As I got into the taxi, the radio news announcer was finishing the latest story about the scandal, and the driver droned on and on for the next 15 minutes about how rotten things are in America and how this proves the war was waged on false pretenses and Bush is a monster and how could he expose his undercover agents to such danger and…..

This was very unusual. (Most taxi drivers here listen to Chinese pop music, not the news in English.) This guy knew all the names involved! It struck me how short a time it took for this thing to become a full-blown, major scandal that everyone in the world was chattering about.

And the Republicans are now being dragged along, for the scandal has taken on a life of its own. They can’t control it. The most they can do is try to manage how the public perceives it. So far, they are doing a terible job.

The Discussion: 3 Comments

I got to doubt this story since I have never found a taxi driver that could speak ANY english.

Even “causeway bay” or “central” is met with “where??”

October 1, 2003 @ 4:13 pm | Comment

Well for one thing, Richard is in Singapore, not Hong Kong. (Of course, if you are in Singapore too, you shouldn’t be too surprised whan a taxi driver doesn’t know where Central or Causeway bay is.)

I’ve been in Hong Kong for nearly seven years now, and I’ve only ever had occasional problems with taxis. (The first was when I’d been in HK about two weeks and, on the way home from a beery session in Wanchai, the taxi driver asked me to navigate the way home to Kowloon Tong. I moved to Wanchai shortly after that.)

Most HK taxi drivers have rudimentary English – If you live somewhere difficult, you should get a card with your address in Chinese on it or learn enough Cantonese to navigate. If the taxi driver has no english, he’ll call his base for someone.

If you have a mobile and a Chinese friend, ring them and get them to translate. This doesn’t work at four in the morning – your Chinese colleagues can’t hear your drunken mumbling over the roar of MahJong pieces, and your wife will probably tell the taxi to dump your body in the harbour.

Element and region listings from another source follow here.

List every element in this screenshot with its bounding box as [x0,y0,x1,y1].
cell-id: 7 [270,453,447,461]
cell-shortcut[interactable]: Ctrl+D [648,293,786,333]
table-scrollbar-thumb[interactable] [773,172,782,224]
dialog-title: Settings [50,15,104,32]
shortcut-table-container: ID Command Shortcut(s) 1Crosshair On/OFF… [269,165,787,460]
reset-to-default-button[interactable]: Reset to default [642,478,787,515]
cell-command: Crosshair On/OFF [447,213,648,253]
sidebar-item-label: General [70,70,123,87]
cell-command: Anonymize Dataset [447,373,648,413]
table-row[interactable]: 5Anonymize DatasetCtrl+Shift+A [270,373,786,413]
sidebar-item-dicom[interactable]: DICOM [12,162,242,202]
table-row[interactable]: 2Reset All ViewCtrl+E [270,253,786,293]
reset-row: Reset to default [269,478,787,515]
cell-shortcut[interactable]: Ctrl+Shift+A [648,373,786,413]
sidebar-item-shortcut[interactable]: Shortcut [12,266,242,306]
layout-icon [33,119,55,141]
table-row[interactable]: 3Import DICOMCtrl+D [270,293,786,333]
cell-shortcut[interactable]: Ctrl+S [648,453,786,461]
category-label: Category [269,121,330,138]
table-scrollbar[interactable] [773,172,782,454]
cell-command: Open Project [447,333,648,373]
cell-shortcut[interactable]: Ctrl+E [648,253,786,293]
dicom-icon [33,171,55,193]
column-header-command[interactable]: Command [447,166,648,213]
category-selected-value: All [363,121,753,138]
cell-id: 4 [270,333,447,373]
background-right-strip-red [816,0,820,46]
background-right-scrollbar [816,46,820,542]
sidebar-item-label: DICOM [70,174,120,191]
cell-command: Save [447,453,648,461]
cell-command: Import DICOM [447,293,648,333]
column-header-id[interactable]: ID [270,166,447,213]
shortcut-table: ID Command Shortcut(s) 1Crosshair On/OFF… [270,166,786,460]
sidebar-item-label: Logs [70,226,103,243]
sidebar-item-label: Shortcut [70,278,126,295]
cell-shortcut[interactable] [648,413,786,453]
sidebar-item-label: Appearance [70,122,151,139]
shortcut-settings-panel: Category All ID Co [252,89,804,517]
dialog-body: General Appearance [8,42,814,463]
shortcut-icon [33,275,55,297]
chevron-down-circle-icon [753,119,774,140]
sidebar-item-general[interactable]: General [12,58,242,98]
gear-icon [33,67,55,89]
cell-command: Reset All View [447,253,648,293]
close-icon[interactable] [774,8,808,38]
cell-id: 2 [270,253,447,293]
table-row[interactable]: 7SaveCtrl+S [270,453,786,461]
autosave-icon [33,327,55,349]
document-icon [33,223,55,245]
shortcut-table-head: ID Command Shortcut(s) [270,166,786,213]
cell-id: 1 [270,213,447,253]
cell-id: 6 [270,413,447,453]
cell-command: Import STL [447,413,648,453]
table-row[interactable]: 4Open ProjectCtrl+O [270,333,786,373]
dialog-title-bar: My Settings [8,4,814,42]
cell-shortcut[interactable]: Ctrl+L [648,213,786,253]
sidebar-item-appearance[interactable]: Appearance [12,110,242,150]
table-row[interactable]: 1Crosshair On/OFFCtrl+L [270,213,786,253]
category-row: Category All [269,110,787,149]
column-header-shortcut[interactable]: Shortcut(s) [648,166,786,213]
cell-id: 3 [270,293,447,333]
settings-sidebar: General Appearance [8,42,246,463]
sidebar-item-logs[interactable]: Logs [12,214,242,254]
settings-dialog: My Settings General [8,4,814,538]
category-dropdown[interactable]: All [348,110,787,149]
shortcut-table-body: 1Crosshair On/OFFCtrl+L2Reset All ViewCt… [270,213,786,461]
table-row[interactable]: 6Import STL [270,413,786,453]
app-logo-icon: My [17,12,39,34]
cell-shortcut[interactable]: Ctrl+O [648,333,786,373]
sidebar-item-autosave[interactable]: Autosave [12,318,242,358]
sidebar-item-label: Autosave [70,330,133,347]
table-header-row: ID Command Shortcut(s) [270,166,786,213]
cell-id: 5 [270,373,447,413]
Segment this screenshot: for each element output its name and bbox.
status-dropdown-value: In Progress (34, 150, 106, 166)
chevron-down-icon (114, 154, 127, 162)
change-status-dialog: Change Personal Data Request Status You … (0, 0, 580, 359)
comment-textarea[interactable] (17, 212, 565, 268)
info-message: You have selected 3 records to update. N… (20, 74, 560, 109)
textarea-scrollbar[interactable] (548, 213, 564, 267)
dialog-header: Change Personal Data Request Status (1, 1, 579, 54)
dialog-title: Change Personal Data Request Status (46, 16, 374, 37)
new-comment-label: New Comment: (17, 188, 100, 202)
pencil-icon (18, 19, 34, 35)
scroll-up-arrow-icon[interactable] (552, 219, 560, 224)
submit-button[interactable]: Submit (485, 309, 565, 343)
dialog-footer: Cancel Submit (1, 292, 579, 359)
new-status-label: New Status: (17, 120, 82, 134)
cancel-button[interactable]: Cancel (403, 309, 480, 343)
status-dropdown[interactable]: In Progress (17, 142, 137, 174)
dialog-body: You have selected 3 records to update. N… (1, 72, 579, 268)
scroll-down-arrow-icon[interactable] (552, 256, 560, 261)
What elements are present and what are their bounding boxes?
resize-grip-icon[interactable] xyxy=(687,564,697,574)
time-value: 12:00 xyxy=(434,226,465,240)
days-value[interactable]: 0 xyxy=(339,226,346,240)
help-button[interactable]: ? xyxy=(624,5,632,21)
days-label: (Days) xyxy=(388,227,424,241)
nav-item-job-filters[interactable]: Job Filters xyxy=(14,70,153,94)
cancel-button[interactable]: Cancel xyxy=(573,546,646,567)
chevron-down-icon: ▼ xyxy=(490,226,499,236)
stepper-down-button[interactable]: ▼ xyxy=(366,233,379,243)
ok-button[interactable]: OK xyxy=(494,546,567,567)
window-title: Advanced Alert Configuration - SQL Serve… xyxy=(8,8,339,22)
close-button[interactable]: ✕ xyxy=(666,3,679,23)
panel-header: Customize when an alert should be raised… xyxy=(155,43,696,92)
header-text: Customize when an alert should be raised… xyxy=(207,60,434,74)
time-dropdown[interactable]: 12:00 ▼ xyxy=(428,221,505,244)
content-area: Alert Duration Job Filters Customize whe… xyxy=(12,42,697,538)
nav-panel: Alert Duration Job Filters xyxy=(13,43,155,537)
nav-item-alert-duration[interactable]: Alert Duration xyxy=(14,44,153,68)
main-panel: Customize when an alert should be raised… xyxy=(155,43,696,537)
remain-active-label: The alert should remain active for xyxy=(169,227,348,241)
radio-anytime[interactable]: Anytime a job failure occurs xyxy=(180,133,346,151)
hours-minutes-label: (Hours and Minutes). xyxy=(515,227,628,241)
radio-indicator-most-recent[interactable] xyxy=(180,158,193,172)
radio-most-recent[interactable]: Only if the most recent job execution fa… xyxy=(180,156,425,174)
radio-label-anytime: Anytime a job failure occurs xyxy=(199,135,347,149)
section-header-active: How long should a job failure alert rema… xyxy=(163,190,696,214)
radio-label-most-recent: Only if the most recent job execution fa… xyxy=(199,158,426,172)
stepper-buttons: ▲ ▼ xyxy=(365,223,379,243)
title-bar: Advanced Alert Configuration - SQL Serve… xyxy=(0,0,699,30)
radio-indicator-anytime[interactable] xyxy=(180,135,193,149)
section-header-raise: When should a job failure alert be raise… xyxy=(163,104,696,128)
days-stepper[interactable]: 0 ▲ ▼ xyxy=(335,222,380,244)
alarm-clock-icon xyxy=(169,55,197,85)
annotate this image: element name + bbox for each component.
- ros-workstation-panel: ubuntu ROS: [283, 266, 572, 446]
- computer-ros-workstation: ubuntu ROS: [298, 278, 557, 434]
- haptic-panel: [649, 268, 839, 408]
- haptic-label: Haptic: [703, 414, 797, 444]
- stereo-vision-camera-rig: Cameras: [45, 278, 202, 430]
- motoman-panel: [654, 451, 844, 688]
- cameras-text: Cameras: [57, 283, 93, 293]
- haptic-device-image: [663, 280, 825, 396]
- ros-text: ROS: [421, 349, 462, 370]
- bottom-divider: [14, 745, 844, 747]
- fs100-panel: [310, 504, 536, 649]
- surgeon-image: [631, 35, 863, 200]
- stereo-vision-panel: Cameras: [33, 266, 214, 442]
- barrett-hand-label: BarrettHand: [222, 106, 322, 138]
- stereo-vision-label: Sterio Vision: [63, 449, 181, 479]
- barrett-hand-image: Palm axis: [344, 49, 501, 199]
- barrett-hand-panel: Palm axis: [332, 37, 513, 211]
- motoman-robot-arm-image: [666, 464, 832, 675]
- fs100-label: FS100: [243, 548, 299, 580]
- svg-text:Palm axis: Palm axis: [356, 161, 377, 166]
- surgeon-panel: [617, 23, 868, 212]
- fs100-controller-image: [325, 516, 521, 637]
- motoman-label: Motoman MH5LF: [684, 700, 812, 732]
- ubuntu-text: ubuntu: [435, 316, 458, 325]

Or just learn enough Cantonese to direct a taxi: Turn left, Turn right, stop here. (“Stop over there” is more difficult. Point to over there, and when you get there say “stop here”.)

dave

October 1, 2003 @ 6:13 pm | Comment

Bongo, you are way off, as David notes — I live in Singapore, where English is the national language and just about everybody speaks it fluently. If I wanted to tell false stories, I could come up with one a lot more interesting than this!